После ужина, когда Мишутка, наигравшись, свернулся калачиком на диване, Лена вдруг сказала:
— Мам, надо поговорить.
Анна Ивановна села напротив, под тусклым светом лампочки, и приготовилась слушать. Лена теребила край скатерти, словно собираясь с духом.
— Мы с Олегом хотим взять квартиру побольше. Мишке своя комната нужна, да и… — она запнулась, — второго ребёнка планируем.
— Это ж хорошо, дочка! — Анна Ивановна улыбнулась, но тревога уже кольнула сердце. Лена не смотрела ей в глаза.
— Мам, ипотека — это кабала. А у нас ещё за машину долг. Олег говорит, проще этот дом продать. Ты переедешь к нам. У тебя будет угол, горячая вода, магазины рядом. И спина твоя не будет мучиться от огорода.
Анна Ивановна замерла. Дом. Этот дом, где она родилась, где бегала босиком по скрипучим половицам, где Иван вырезал её инициалы на косяке. Здесь каждая трещинка в стене была её историей.
— Дочка, — тихо сказала она, — дом этот ещё бабушка моя строила. Как продать? И зачем я вам, старая, под ногами путаться?
— Мам, ну какая ты старая? — Лена всплеснула руками. — Ты нам поможешь с малышом. И Мишка тебя обожает. А здесь что? Ни больницы, ни аптеки. Вспомни, как папа… — Она осеклась.
Анна Ивановна прикрыла глаза. Иван. Его сердце прихватило зимой, прямо на крыльце. Пока она бегала к соседям, пока ждали скорую по сугробам — время ушло.
Она тогда чуть не сломалась. Но дом её держал. Эти стены, печь, запах яблок из сада — они были её якорем.
— Боязно мне, Леночка, — призналась она. — Не хочу вам в тягость быть.

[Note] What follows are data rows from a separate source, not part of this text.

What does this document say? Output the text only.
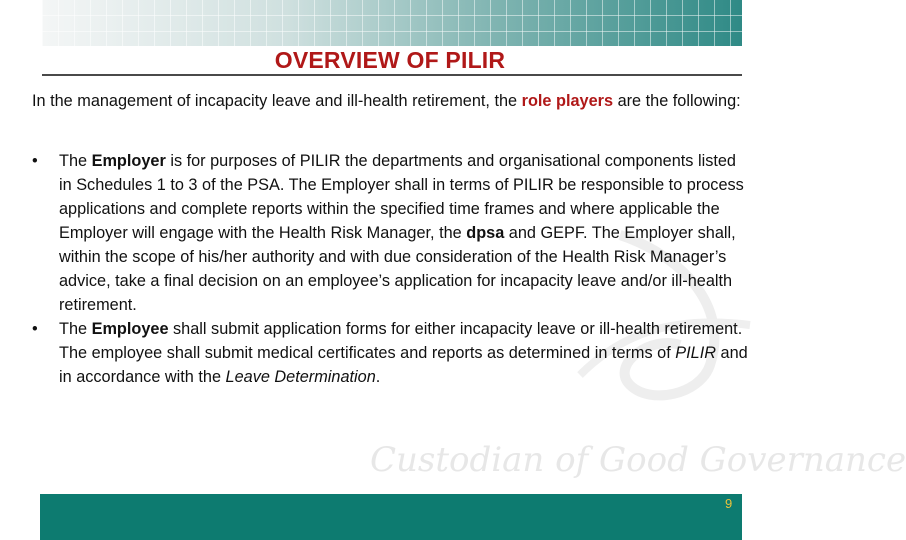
OVERVIEW OF PILIR
Custodian of Good Governance

In the management of incapacity leave and ill-health retirement, the role players are the following:

• The Employer is for purposes of PILIR the departments and organisational components listed in Schedules 1 to 3 of the PSA. The Employer shall in terms of PILIR be responsible to process applications and complete reports within the specified time frames and where applicable the Employer will engage with the Health Risk Manager, the dpsa and GEPF. The Employer shall, within the scope of his/her authority and with due consideration of the Health Risk Manager’s advice, take a final decision on an employee’s application for incapacity leave and/or ill-health retirement.
• The Employee shall submit application forms for either incapacity leave or ill-health retirement. The employee shall submit medical certificates and reports as determined in terms of PILIR and in accordance with the Leave Determination.
9
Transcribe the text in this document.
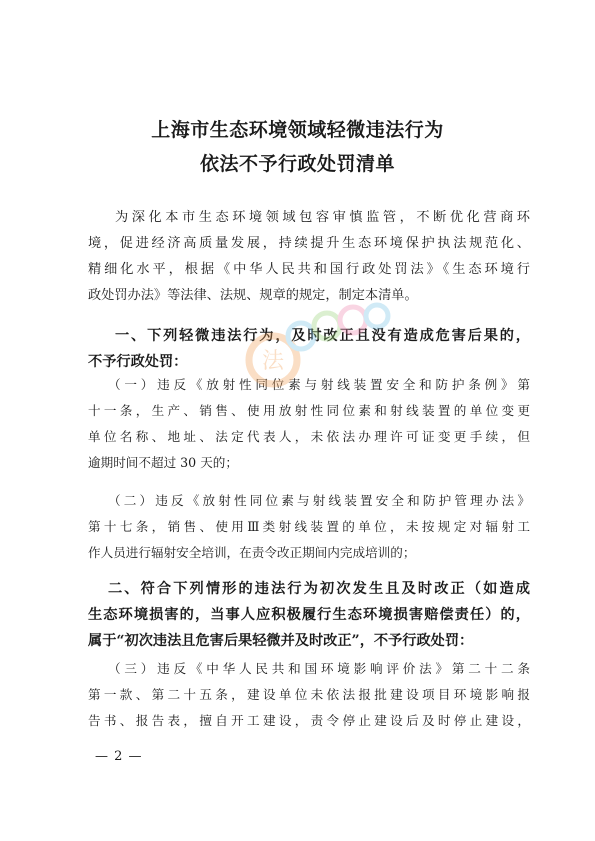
上海市生态环境领域轻微违法行为
依法不予行政处罚清单

为深化本市生态环境领域包容审慎监管，不断优化营商环
境，促进经济高质量发展，持续提升生态环境保护执法规范化、
精细化水平，根据《中华人民共和国行政处罚法》《生态环境行
政处罚办法》等法律、法规、规章的规定，制定本清单。

一、下列轻微违法行为，及时改正且没有造成危害后果的，
不予行政处罚：

（一）违反《放射性同位素与射线装置安全和防护条例》第
十一条，生产、销售、使用放射性同位素和射线装置的单位变更
单位名称、地址、法定代表人，未依法办理许可证变更手续，但
逾期时间不超过 30 天的；

（二）违反《放射性同位素与射线装置安全和防护管理办法》
第十七条，销售、使用Ⅲ类射线装置的单位，未按规定对辐射工
作人员进行辐射安全培训，在责令改正期间内完成培训的；

二、符合下列情形的违法行为初次发生且及时改正（如造成
生态环境损害的，当事人应积极履行生态环境损害赔偿责任）的，
属于“初次违法且危害后果轻微并及时改正”，不予行政处罚：

（三）违反《中华人民共和国环境影响评价法》第二十二条
第一款、第二十五条，建设单位未依法报批建设项目环境影响报
告书、报告表，擅自开工建设，责令停止建设后及时停止建设，

— 2 —
法
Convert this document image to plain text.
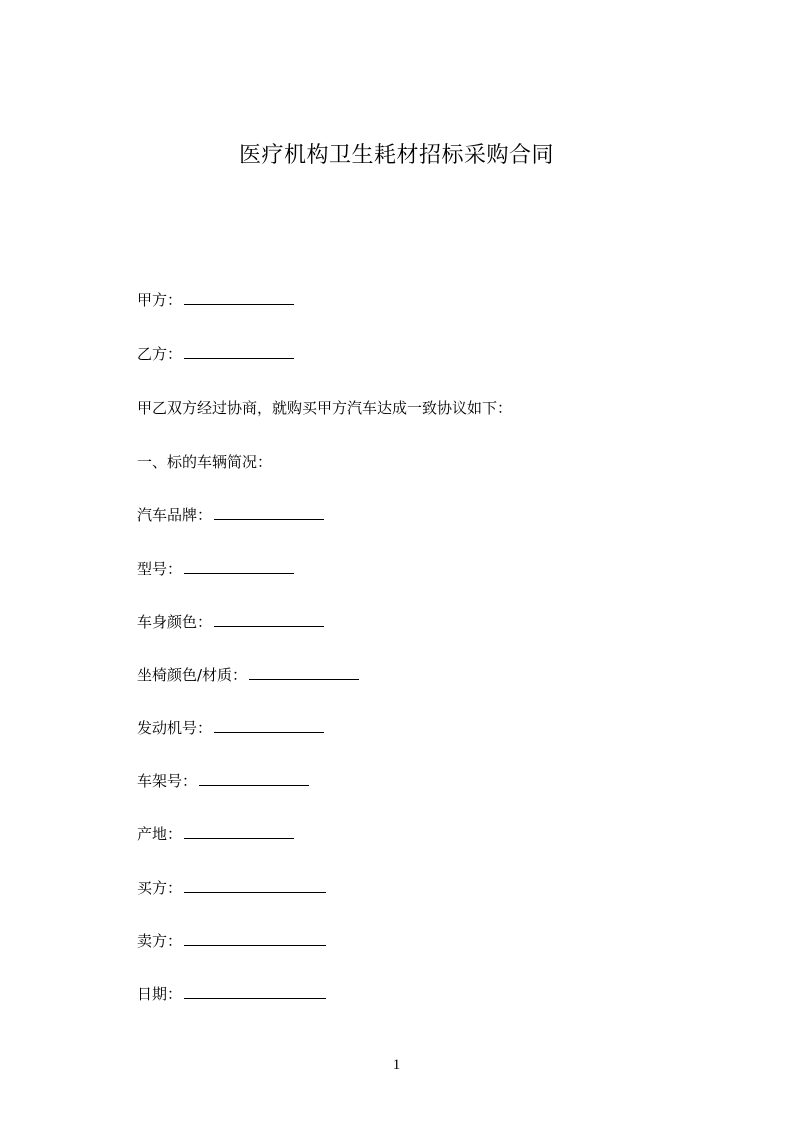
医疗机构卫生耗材招标采购合同
甲方：
乙方：
甲乙双方经过协商，就购买甲方汽车达成一致协议如下：
一、标的车辆简况：
汽车品牌：
型号：
车身颜色：
坐椅颜色/材质：
发动机号：
车架号：
产地：
买方：
卖方：
日期：
1
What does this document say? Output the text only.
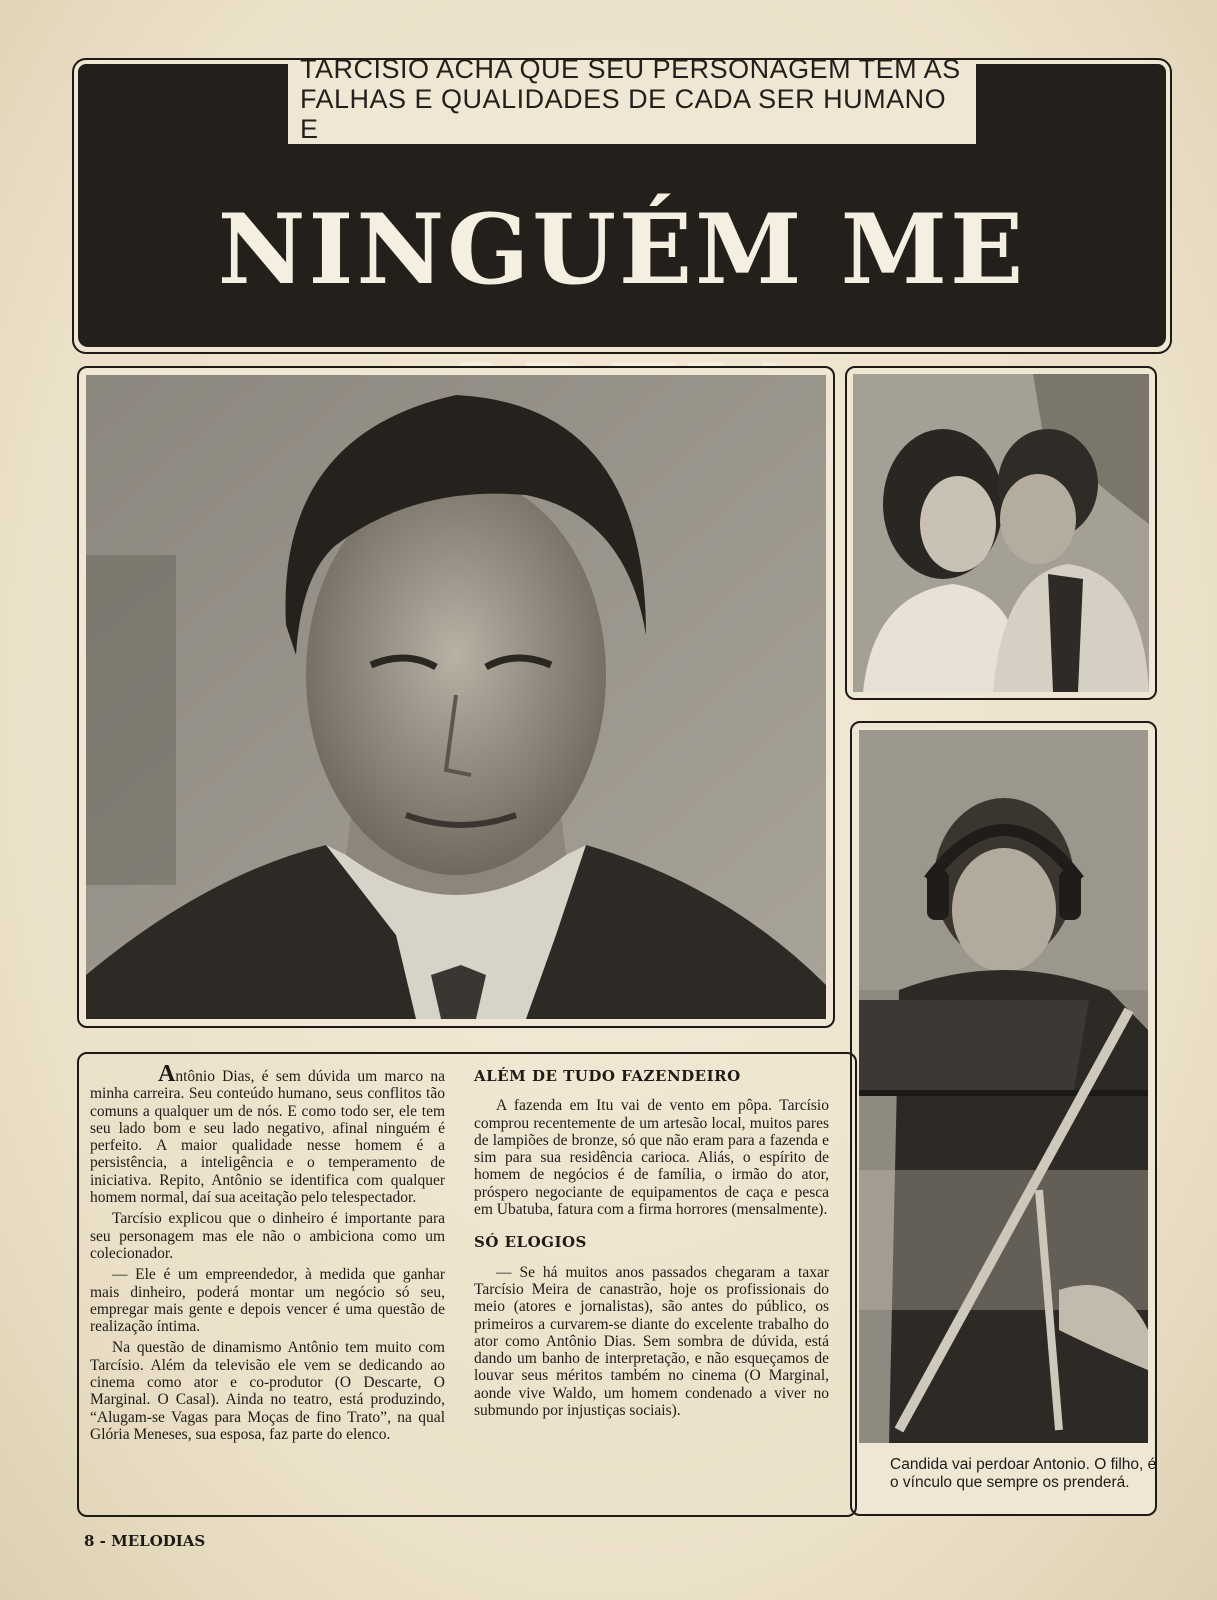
TARCISIO ACHA QUE SEU PERSONAGEM TEM AS
FALHAS E QUALIDADES DE CADA SER HUMANO E
AFIRMA, EM “ESCALADA”:
NINGUÉM ME

Antônio Dias, é sem dúvida um marco na minha carreira. Seu conteúdo humano, seus conflitos tão comuns a qualquer um de nós. E como todo ser, ele tem seu lado bom e seu lado negativo, afinal ninguém é perfeito. A maior qualidade nesse homem é a persistência, a inteligência e o temperamento de iniciativa. Repito, Antônio se identifica com qualquer homem normal, daí sua aceitação pelo telespectador.

Tarcísio explicou que o dinheiro é importante para seu personagem mas ele não o ambiciona como um colecionador.

— Ele é um empreendedor, à medida que ganhar mais dinheiro, poderá montar um negócio só seu, empregar mais gente e depois vencer é uma questão de realização íntima.

Na questão de dinamismo Antônio tem muito com Tarcísio. Além da televisão ele vem se dedicando ao cinema como ator e co-produtor (O Descarte, O Marginal. O Casal). Ainda no teatro, está produzindo, “Alugam-se Vagas para Moças de fino Trato”, na qual Glória Meneses, sua esposa, faz parte do elenco.

ALÉM DE TUDO FAZENDEIRO

A fazenda em Itu vai de vento em pôpa. Tarcísio comprou recentemente de um artesão local, muitos pares de lampiões de bronze, só que não eram para a fazenda e sim para sua residência carioca. Aliás, o espírito de homem de negócios é de família, o irmão do ator, próspero negociante de equipamentos de caça e pesca em Ubatuba, fatura com a firma horrores (mensalmente).

SÓ ELOGIOS

— Se há muitos anos passados chegaram a taxar Tarcísio Meira de canastrão, hoje os profissionais do meio (atores e jornalistas), são antes do público, os primeiros a curvarem-se diante do excelente trabalho do ator como Antônio Dias. Sem sombra de dúvida, está dando um banho de interpretação, e não esqueçamos de louvar seus méritos também no cinema (O Marginal, aonde vive Waldo, um homem condenado a viver no submundo por injustiças sociais).

Candida vai perdoar Antonio. O filho, é o vínculo que sempre os prenderá.
8 - MELODIAS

— Мам, мы уже квартиру нашли. Если не поторопимся, уйдёт. Подумай до утра, ладно? — Лена посмотрела на неё с какой-то смесью надежды и обиды.
Ночью Анна Ивановна не спала. Лежала, глядя в потолок, и вспоминала, как они с Иваном мечтали о большой семье, как радовались Лене, а потом сыну Андрею. Детей растили с любовью, всё им отдавали. И вот теперь — продать дом?
Она пыталась взвесить: город, удобства, внуки рядом — это ведь не плохо. Но сердце ныло, словно прощалось с чем-то важным.
Утром, пока Лена спала, Анна Ивановна напекла пирожков. Аромат разбудил Мишутку, и он, смеясь, стащил один с противня. Лена вышла хмурая, но, увидев стол, смягчилась.
— Мам, ну что решила?
Анна Ивановна глубоко вздохнула:
— Согласна я, дочка. Продавайте.
Лена оживилась, заговорила о новой квартире, о ремонте. А Анна Ивановна смотрела в окно, где цвела её старая яблоня, и думала: «Сделано — и ладно».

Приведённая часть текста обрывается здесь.